2006年07月12日
中国のポリエステル長繊維市況が急騰
原料PTAの輸入価格も7月分が大幅アップ
【カテゴリー】:海外(原料/樹脂/化成品、市況)
【関連企業・団体】:なし

 わが国のPTA(高純度テレフタル酸)メーカー筋の調べによると、中国市場におけるポリエステル繊維の市況が6月下旬以降に急上昇してきた。特に衣料輸出が好調な長繊維の価格の高騰が目立つ。
 
 直近の長繊維のトン当たりの平均価格は、ROY(部分延伸品)が1万2,390元、DTY(仮撚り糸)が1万3,750元、FDY(完全延伸品)が1万2,510元となっている。6月早々の平均価格に比べると、ROYは9.4%、DTYは9.6%、FDYは9.7%高ということになる。

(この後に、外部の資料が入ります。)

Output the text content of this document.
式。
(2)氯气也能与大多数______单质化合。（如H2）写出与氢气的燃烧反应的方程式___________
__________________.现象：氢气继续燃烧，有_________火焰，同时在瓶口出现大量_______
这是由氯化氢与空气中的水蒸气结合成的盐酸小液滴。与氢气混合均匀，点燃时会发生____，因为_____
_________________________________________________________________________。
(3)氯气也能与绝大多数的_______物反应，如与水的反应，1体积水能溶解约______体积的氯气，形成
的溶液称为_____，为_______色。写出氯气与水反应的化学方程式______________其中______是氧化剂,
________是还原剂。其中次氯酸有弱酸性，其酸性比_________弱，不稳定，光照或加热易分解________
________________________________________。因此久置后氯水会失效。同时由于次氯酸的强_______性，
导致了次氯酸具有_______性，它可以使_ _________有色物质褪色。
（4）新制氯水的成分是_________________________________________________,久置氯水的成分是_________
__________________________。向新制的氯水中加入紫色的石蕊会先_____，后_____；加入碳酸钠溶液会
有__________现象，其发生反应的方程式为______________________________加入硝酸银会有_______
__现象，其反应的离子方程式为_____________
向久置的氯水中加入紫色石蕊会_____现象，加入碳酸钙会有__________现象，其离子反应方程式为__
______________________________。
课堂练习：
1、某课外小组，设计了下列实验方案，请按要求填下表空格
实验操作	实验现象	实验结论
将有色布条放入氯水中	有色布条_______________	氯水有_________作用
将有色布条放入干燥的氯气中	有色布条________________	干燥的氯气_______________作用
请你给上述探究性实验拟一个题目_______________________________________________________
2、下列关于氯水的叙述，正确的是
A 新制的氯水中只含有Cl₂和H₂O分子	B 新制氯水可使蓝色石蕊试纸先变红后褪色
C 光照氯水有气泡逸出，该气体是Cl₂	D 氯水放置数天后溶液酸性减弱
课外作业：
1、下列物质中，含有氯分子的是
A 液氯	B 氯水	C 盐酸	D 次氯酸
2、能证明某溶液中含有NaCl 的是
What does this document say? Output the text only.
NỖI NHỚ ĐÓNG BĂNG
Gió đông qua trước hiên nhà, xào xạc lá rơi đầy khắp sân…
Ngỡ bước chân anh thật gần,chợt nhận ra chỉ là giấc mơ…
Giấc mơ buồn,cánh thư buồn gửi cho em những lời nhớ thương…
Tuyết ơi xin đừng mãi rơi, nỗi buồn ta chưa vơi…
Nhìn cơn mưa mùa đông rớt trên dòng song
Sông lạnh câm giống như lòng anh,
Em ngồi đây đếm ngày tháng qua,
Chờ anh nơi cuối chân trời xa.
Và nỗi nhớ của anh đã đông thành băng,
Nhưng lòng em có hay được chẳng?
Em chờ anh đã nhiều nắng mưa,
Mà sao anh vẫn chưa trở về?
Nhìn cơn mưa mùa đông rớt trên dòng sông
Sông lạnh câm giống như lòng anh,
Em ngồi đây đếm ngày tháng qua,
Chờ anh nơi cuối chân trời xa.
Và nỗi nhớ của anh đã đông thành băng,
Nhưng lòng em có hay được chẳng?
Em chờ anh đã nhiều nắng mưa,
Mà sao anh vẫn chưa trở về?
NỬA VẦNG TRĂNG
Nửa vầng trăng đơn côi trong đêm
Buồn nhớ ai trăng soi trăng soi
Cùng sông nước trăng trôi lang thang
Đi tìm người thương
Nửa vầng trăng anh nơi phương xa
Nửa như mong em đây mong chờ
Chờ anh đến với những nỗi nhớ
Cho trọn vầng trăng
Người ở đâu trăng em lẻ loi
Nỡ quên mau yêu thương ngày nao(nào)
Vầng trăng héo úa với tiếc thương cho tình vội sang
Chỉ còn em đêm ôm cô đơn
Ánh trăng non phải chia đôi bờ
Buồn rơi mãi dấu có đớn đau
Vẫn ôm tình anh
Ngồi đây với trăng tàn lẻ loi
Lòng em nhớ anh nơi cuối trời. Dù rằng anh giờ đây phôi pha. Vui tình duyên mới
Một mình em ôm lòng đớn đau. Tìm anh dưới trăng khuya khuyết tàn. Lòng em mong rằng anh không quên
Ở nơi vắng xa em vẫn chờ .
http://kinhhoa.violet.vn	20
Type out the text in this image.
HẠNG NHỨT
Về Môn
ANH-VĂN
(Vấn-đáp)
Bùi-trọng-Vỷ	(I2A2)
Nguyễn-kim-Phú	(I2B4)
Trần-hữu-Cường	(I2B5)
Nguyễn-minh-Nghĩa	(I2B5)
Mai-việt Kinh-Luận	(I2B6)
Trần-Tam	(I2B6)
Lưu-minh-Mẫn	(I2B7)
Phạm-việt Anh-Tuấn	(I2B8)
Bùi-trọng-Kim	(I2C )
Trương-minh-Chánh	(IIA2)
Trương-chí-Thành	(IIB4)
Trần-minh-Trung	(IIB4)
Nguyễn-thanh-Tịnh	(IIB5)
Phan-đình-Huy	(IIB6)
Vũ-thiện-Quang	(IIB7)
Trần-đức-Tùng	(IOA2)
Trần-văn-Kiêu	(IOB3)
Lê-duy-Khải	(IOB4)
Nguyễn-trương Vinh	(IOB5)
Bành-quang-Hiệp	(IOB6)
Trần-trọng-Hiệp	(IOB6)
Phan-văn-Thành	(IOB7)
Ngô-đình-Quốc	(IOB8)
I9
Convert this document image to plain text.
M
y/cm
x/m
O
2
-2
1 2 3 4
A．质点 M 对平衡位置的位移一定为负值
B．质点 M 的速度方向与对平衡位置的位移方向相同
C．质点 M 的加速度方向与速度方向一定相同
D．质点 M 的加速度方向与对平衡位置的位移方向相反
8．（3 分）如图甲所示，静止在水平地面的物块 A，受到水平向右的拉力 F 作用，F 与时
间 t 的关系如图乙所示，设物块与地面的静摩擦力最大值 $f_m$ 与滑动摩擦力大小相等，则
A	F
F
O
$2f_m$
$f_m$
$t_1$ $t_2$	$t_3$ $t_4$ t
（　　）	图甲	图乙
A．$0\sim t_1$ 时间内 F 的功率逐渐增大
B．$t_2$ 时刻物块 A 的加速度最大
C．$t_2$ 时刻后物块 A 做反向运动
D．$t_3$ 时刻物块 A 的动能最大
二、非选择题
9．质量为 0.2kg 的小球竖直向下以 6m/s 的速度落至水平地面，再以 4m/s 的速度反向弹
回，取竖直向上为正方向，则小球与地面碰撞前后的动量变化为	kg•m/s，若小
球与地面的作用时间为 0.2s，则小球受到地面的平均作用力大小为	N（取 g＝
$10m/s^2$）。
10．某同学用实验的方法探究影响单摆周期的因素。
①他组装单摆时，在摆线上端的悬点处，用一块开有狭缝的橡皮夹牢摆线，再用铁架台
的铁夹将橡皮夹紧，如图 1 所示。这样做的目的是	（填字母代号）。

 米国、欧州、韓国、日本等々へのポリエステル繊維の輸出が活発になってきたことによる面が大きいというのがわが国のPTA各社の分析。最近の輸出は年率20%以上のペースで伸びており、また国内需要も10%前後の成長率になっていると見られている。
 
 このためポリエステル重合企業の稼働率は従来の平均70%強から80%近くまで上がっており、これに歩調を合わせるように原料PTAやEG、酢酸の価格も急上昇している。中でも、PX不足が続くPTAの価格はニューカマーの立ち上がりの大幅な遅れや操業トラブルもあってアップ率が特に高い。
 
 PTAの有力サプライヤーの一つの三菱化学の7月の対中輸出価格は、6月分をトン当たり100ドル上回るレベルで取り引きされている。上昇率は11%ということになる。PXの大幅値上げに対処してこれまで以上に強腰で交渉に当たった結果、当面の原料の安定確保に懸命のユーザー各社の同意を得るのに成功したもの。
 PTAの需給バランスは、PX不足の進行と需要の拡大で世界全地域で急速にタイト化してきている。しかもPXの価格も上昇に歯止めが効かない状態ともなっており、このため今後も国際相場は右肩上がりが続くことになる公算が強い。